The financial burden of operating her school always preyed on Miriam Hancock's mind, and along with major headaches she had to contend with a constant rash of smaller ones. "There is more bad news," matron replied, "Our stock of oestrogen has all but run out and our usual supplier refuses to provide any more."
The headmistress accepted that news calmly. "I foresaw this may happen soon, so I've already taken steps to rectify things. At least with this matter I can be reasonably optimistic."
"I hope you haven't called me out on a wild goose chase Miss Hancock," Doctor Arkwright huffed grumpily when Miriam greeted him an hour later. "I'm a busy man and I've enough sick people in the village to see without trailing about making house-calls to places ten miles out."

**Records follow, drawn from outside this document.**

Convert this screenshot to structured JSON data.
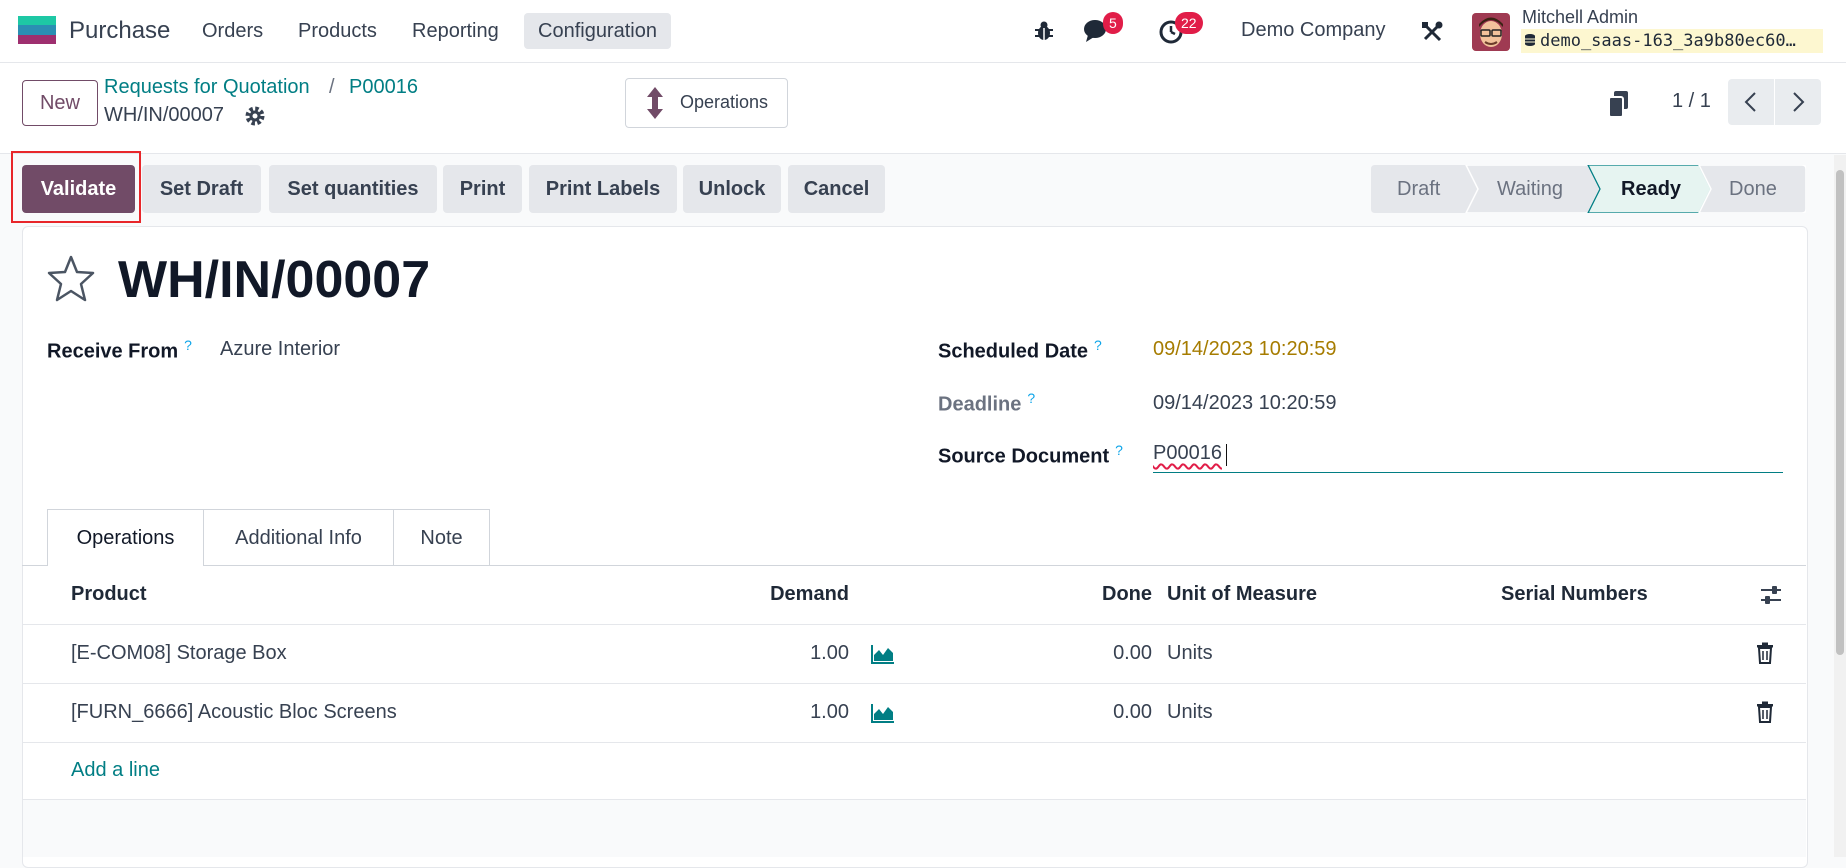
{
  "navbar": {
    "app_name": "Purchase",
    "menu": [
      {
        "label": "Orders"
      },
      {
        "label": "Products"
      },
      {
        "label": "Reporting"
      },
      {
        "label": "Configuration",
        "active": true
      }
    ],
    "messages_badge": "5",
    "activities_badge": "22",
    "company": "Demo Company",
    "user_name": "Mitchell Admin",
    "database": "demo_saas-163_3a9b80ec60…",
    "icons": [
      "bug-icon",
      "chat-icon",
      "clock-icon",
      "tools-icon",
      "database-icon"
    ]
  },
  "control_panel": {
    "new_label": "New",
    "breadcrumb": [
      "Requests for Quotation",
      "P00016"
    ],
    "breadcrumb_separator": "/",
    "record_name": "WH/IN/00007",
    "operations_label": "Operations",
    "pager": "1 / 1"
  },
  "actions": {
    "validate": "Validate",
    "set_draft": "Set Draft",
    "set_quantities": "Set quantities",
    "print": "Print",
    "print_labels": "Print Labels",
    "unlock": "Unlock",
    "cancel": "Cancel"
  },
  "stages": {
    "items": [
      "Draft",
      "Waiting",
      "Ready",
      "Done"
    ],
    "current": "Ready"
  },
  "form": {
    "title": "WH/IN/00007",
    "receive_from_label": "Receive From",
    "receive_from_value": "Azure Interior",
    "scheduled_date_label": "Scheduled Date",
    "scheduled_date_value": "09/14/2023 10:20:59",
    "deadline_label": "Deadline",
    "deadline_value": "09/14/2023 10:20:59",
    "source_document_label": "Source Document",
    "source_document_value": "P00016",
    "help_mark": "?"
  },
  "notebook": {
    "tabs": [
      "Operations",
      "Additional Info",
      "Note"
    ],
    "active_tab": "Operations"
  },
  "moves_table": {
    "headers": {
      "product": "Product",
      "demand": "Demand",
      "done": "Done",
      "uom": "Unit of Measure",
      "serial": "Serial Numbers"
    },
    "rows": [
      {
        "product": "[E-COM08] Storage Box",
        "demand": "1.00",
        "done": "0.00",
        "uom": "Units"
      },
      {
        "product": "[FURN_6666] Acoustic Bloc Screens",
        "demand": "1.00",
        "done": "0.00",
        "uom": "Units"
      }
    ],
    "add_line": "Add a line"
  },
  "colors": {
    "brand": "#714b67",
    "link": "#017e84",
    "warning_date": "#a67c00",
    "badge": "#e11d48",
    "highlight_box": "#e8262a"
  }
}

Looking suitably stressed Miriam led the way up the stairs. "I employ a wonderful matron who excels in dealing with skinned knuckles and sprained ankles, but she's helplessness when it comes to infections. She'd convinced Fifi may have contracted chickenpox, and since that is contagious I rejected the idea of taking her into Peasmarsh. Instead isolated her in my guest room. That was sensible, wasn't it? After all I do have a duty of care to the young people under my hand as well as concern for the community at large."
She took the doctor up to a room on the second floor landing, and the man peered round the door at the young person sitting up in the bed inside. A girl. It was Fifi. He wore only a lace-frilled bed jacket closed at the front by a single tie of ribbon. "Do you have a rash anywhere?" he asked briskly.
Fifi shook his head. The doctor went across and thumbed each of his eyes wide and glared into them, then pulling his mouth open he peered down into his throat. Not trying to hide the fact he was irritated and that his examination was cursory, he turned and took a couple of items from the bag he carried with him, then pushed a thermometer under Fifi's tongue.